Sampson, Reath focusing on the boards

Wade said he’s pleased with the progress of his two leading scorers returning from a year ago: Brandon Sampson (11.6 points per game) and Duop Reath (12.0 points per game). Sampson is a former top-50 prospect from Baton Rouge who put up efficient offensive numbers a year ago, upping his average to 12.1 points per game on 46.7 percent shooting from the field and 38.5 percent shooting from 3 in SEC play. The junior is buying in to Wade’s defensive-minded approach this summer, and it’s fueling his all-around game, his coach said.

“Brandon’s progressing well,” Wade said.  “He looks like a different player. He’s sitting down, he’s guarding. His confidence defensively has made him even more confident offensively. We’ve challenged him to rebound quite a bit better. He’s answered the bell with that. He’s working harder, he’s getting grittier, he’s getting grimier. I think he’s positioned himself to have a breakout season this year.”

Unlike Sampson, Reath saw his scoring numbers dip, ever so slightly, in league play, to 10.5 points per game. He stayed steady with 6.2 rebounds per game both in and out of league. Heading into his senior year, Reath is focused on being more efficient scoring the ball and more tenacious rebounding it, Wade said.

“Wop’s just a worker,” said Wade. “He gets in and punches that clock every day. He gets after it, and really takes pride doing a great job. We’re working with him to continue to expand his post game, make him a little more efficient, not shooting quite as many midrange jump shots. He’s worked hard to get his 3-point percentage up, get cleaner looks from 3. We’re challenging him to be a better rebounder, too.”

Packing on Pounds

Another major point of emphasis this offseason for Wade has been bulking up his roster. The Tigers actually ranked fourth nationally in average weight last season, but subtract 285 pound Brian Bridgewater and 300 pound Elbert Robinson, and the rest of the squad has room on their frames to beef up.

That’s why Wade instructed strength coach Greg Goldin to have the Tigers in the weight room five days a week this summer, an increase over Wade’s typical four-day regiment. The results are already evident.

“Coach Goldin, he’s the best in the country at what he does,” Wade said. “We’re very fortunate to have him. We’ve been stacking on weight. Tremont Waters is up eight pounds. Most of our guys are up somewhere between six and 10 pounds. They’ll be up 12 to 14 pounds by the end of the summer.

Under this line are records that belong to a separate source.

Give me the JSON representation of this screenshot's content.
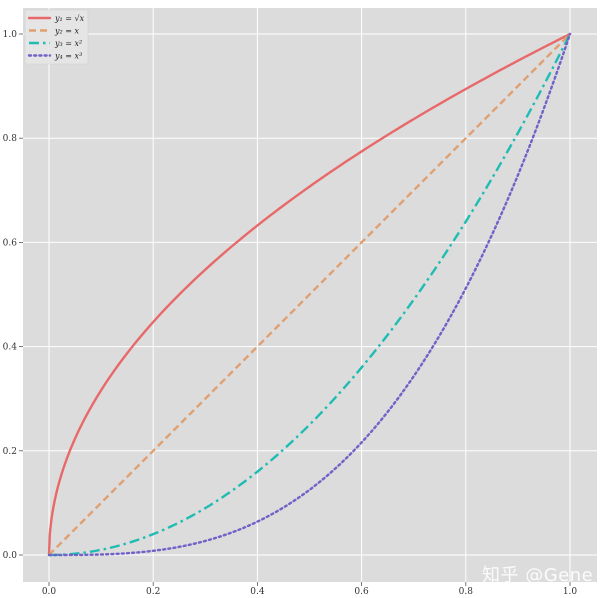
{
  "chart_data": {
    "type": "line",
    "title": "",
    "xlabel": "",
    "ylabel": "",
    "xlim": [
      -0.05,
      1.05
    ],
    "ylim": [
      -0.05,
      1.05
    ],
    "grid": true,
    "legend_position": "upper left",
    "x_ticks": [
      "0.0",
      "0.2",
      "0.4",
      "0.6",
      "0.8",
      "1.0"
    ],
    "y_ticks": [
      "0.0",
      "0.2",
      "0.4",
      "0.6",
      "0.8",
      "1.0"
    ],
    "x": [
      0,
      0.01,
      0.02,
      0.05,
      0.1,
      0.15,
      0.2,
      0.25,
      0.3,
      0.35,
      0.4,
      0.45,
      0.5,
      0.55,
      0.6,
      0.65,
      0.7,
      0.75,
      0.8,
      0.85,
      0.9,
      0.95,
      1.0
    ],
    "series": [
      {
        "name": "y1 = √x",
        "label": "y₁ = √x",
        "color": "#e8696a",
        "style": "solid",
        "values": [
          0,
          0.1,
          0.141,
          0.224,
          0.316,
          0.387,
          0.447,
          0.5,
          0.548,
          0.592,
          0.632,
          0.671,
          0.707,
          0.742,
          0.775,
          0.806,
          0.837,
          0.866,
          0.894,
          0.922,
          0.949,
          0.975,
          1.0
        ]
      },
      {
        "name": "y2 = x",
        "label": "y₂ = x",
        "color": "#e0a070",
        "style": "dashed",
        "values": [
          0,
          0.01,
          0.02,
          0.05,
          0.1,
          0.15,
          0.2,
          0.25,
          0.3,
          0.35,
          0.4,
          0.45,
          0.5,
          0.55,
          0.6,
          0.65,
          0.7,
          0.75,
          0.8,
          0.85,
          0.9,
          0.95,
          1.0
        ]
      },
      {
        "name": "y3 = x^2",
        "label": "y₃ = x²",
        "color": "#1fbcb4",
        "style": "dashdot",
        "values": [
          0,
          0.0001,
          0.0004,
          0.0025,
          0.01,
          0.0225,
          0.04,
          0.0625,
          0.09,
          0.1225,
          0.16,
          0.2025,
          0.25,
          0.3025,
          0.36,
          0.4225,
          0.49,
          0.5625,
          0.64,
          0.7225,
          0.81,
          0.9025,
          1.0
        ]
      },
      {
        "name": "y4 = x^3",
        "label": "y₄ = x³",
        "color": "#7062c8",
        "style": "dotted",
        "values": [
          0,
          1e-06,
          8e-06,
          0.000125,
          0.001,
          0.003375,
          0.008,
          0.015625,
          0.027,
          0.042875,
          0.064,
          0.091125,
          0.125,
          0.166375,
          0.216,
          0.274625,
          0.343,
          0.421875,
          0.512,
          0.614125,
          0.729,
          0.857375,
          1.0
        ]
      }
    ]
  },
  "watermark": {
    "text": "知乎 @Gene",
    "url": "https://blog.csdn.net/..."
  },
  "style": {
    "plot_background": "#dcdcdc",
    "grid_color": "#ffffff"
  }
}
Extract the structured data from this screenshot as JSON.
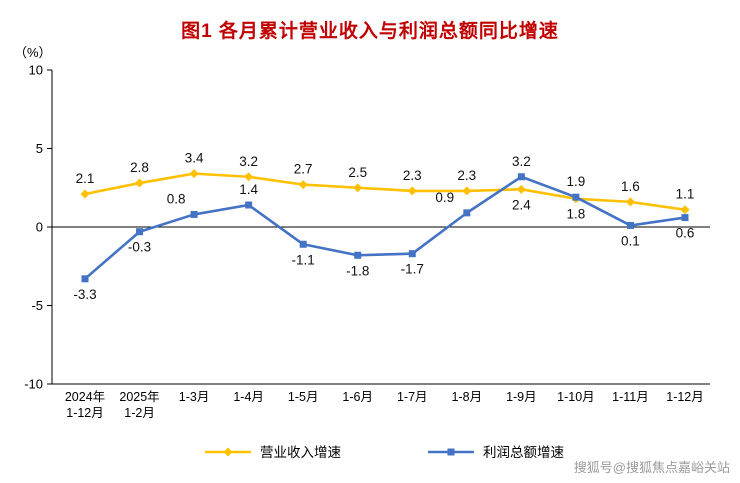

“We’re changing the way we eat. We’re changing the way we sleep. It’s a total overhaul of all those systems that will allow us to put on the weight and look a little bit better when we line up starting in November.

“We’re going to be in phenomenal shape. I feel confident we’ll be bigger, we’ll be faster, we’ll be stronger when November rolls around. We want to be fast and physical with everything we do.”